Retira-se alguém do convívio em sociedade, com o discurso de que esse é o meio pelo qual este sujeito pode ser reinserido. Convenhamos, isto não é ridículo? Mas este discurso ridículo ainda é, adentrado o século XXI, a única justificativa do encarceramento em massa. Uma espécie de pinguela argumentativa, na qual não acreditam nem mesmo (diria até que muito menos) os seus agentes diretos. Ideologia, aqui, conta, e muito: em plena pandemia, mesmo com a queda dos registros de ocorrências policiais, a população carcerária aumentou cerca de 7,6%, segundo o Conselho Nacional de Justiça (de 885.195 pessoas encarceradas em 2020, saltamos para 919.651 em 2022).[2]

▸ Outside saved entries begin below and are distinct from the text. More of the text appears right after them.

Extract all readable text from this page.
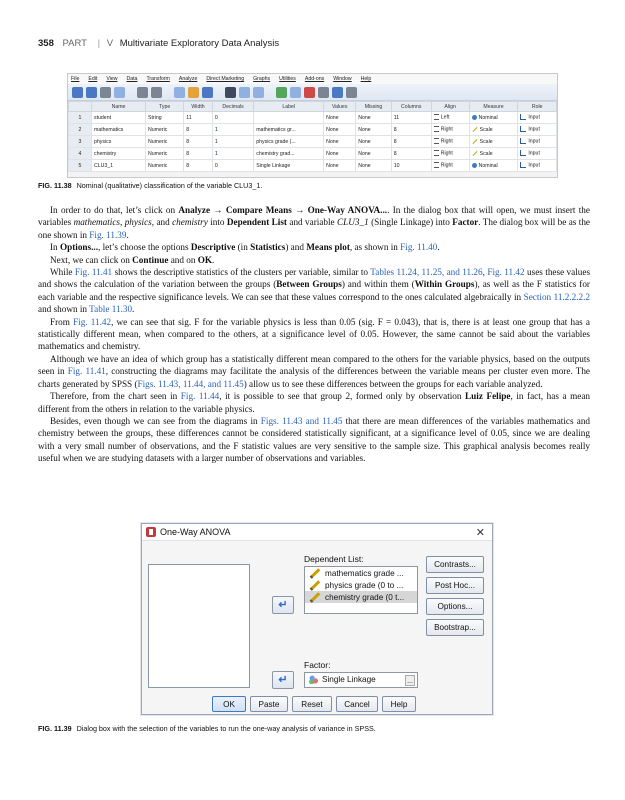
358 PART | V Multivariate Exploratory Data Analysis
File Edit View Data Transform Analyze Direct Marketing Graphs Utilities Add-ons Window Help
	Name	Type	Width	Decimals	Label	Values	Missing	Columns	Align	Measure	Role
1	student	String	11	0		None	None	11	Left	Nominal	Input
2	mathematics	Numeric	8	1	mathematics gr...	None	None	8	Right	Scale	Input
3	physics	Numeric	8	1	physics grade (...	None	None	8	Right	Scale	Input
4	chemistry	Numeric	8	1	chemistry grad...	None	None	8	Right	Scale	Input
5	CLU3_1	Numeric	8	0	Single Linkage	None	None	10	Right	Nominal	Input
FIG. 11.38 Nominal (qualitative) classification of the variable CLU3_1.

In order to do that, let’s click on Analyze → Compare Means → One-Way ANOVA.... In the dialog box that will open, we must insert the variables mathematics, physics, and chemistry into Dependent List and variable CLU3_1 (Single Linkage) into Factor. The dialog box will be as the one shown in Fig. 11.39.

In Options..., let’s choose the options Descriptive (in Statistics) and Means plot, as shown in Fig. 11.40.

Next, we can click on Continue and on OK.

While Fig. 11.41 shows the descriptive statistics of the clusters per variable, similar to Tables 11.24, 11.25, and 11.26, Fig. 11.42 uses these values and shows the calculation of the variation between the groups (Between Groups) and within them (Within Groups), as well as the F statistics for each variable and the respective significance levels. We can see that these values correspond to the ones calculated algebraically in Section 11.2.2.2.2 and shown in Table 11.30.

From Fig. 11.42, we can see that sig. F for the variable physics is less than 0.05 (sig. F = 0.043), that is, there is at least one group that has a statistically different mean, when compared to the others, at a significance level of 0.05. However, the same cannot be said about the variables mathematics and chemistry.

Although we have an idea of which group has a statistically different mean compared to the others for the variable physics, based on the outputs seen in Fig. 11.41, constructing the diagrams may facilitate the analysis of the differences between the variable means per cluster even more. The charts generated by SPSS (Figs. 11.43, 11.44, and 11.45) allow us to see these differences between the groups for each variable analyzed.

Therefore, from the chart seen in Fig. 11.44, it is possible to see that group 2, formed only by observation Luiz Felipe, in fact, has a mean different from the others in relation to the variable physics.

Besides, even though we can see from the diagrams in Figs. 11.43 and 11.45 that there are mean differences of the variables mathematics and chemistry between the groups, these differences cannot be considered statistically significant, at a significance level of 0.05, since we are dealing with a very small number of observations, and the F statistic values are very sensitive to the sample size. This graphical analysis becomes really useful when we are studying datasets with a larger number of observations and variables.

One-Way ANOVA	✕
Dependent List:
mathematics grade ...
physics grade (0 to ...
chemistry grade (0 t...
↵
Factor:
Single Linkage	...
↵
Contrasts...
Post Hoc...
Options...
Bootstrap...
OK	Paste	Reset	Cancel	Help
FIG. 11.39 Dialog box with the selection of the variables to run the one-way analysis of variance in SPSS.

Nem mesmo a instituição das audiências de custódia foi capaz de reverter a tendência geral de expansão do punitivismo penal. E como poderia, se os juízes (isto é, a sua concepção de mundo) são os mesmos, se a sanha persecutória é a mesma, se o inimigo público — preto, pobre, favelado — é o mesmo? Aqui, mais do que os códigos, trata-se de uma verdadeira cultura de segregação, que têm já profundas raízes, infensas a reformas pontuais[3].
Mas o fato é que o sistema prisional é algo mais amplo do que discutir a prisão. Porque o sistema prisional abrange as condições econômico-sociais que empurram milhões de brasileiras e brasileiros para o trabalho precário e informal, que tem na economia marginal um dos seus tentáculos mais lucrativos; a cultura do bangue bangue e da violência cega, importada do vizinho do Norte tanto quanto o Twitter, os massacres nas escolas e a nova extrema-direita ultraneoliberal; o ciclo vicioso de abandono e esfacelamento familiar que atinge as crianças cujos pais e mães cumprem pena; a falida guerra às drogas, uma espécie de história sem fim macabra, cuja ferocidade assassina não é crise, mas método; as filas diante dos presídios masculinos; a sua ausência diante dos presídios femininos. Lista que não acabaria, uma vez que discutir o sistema prisional é discutir, enfim, a própria sociedade que constrói as prisões.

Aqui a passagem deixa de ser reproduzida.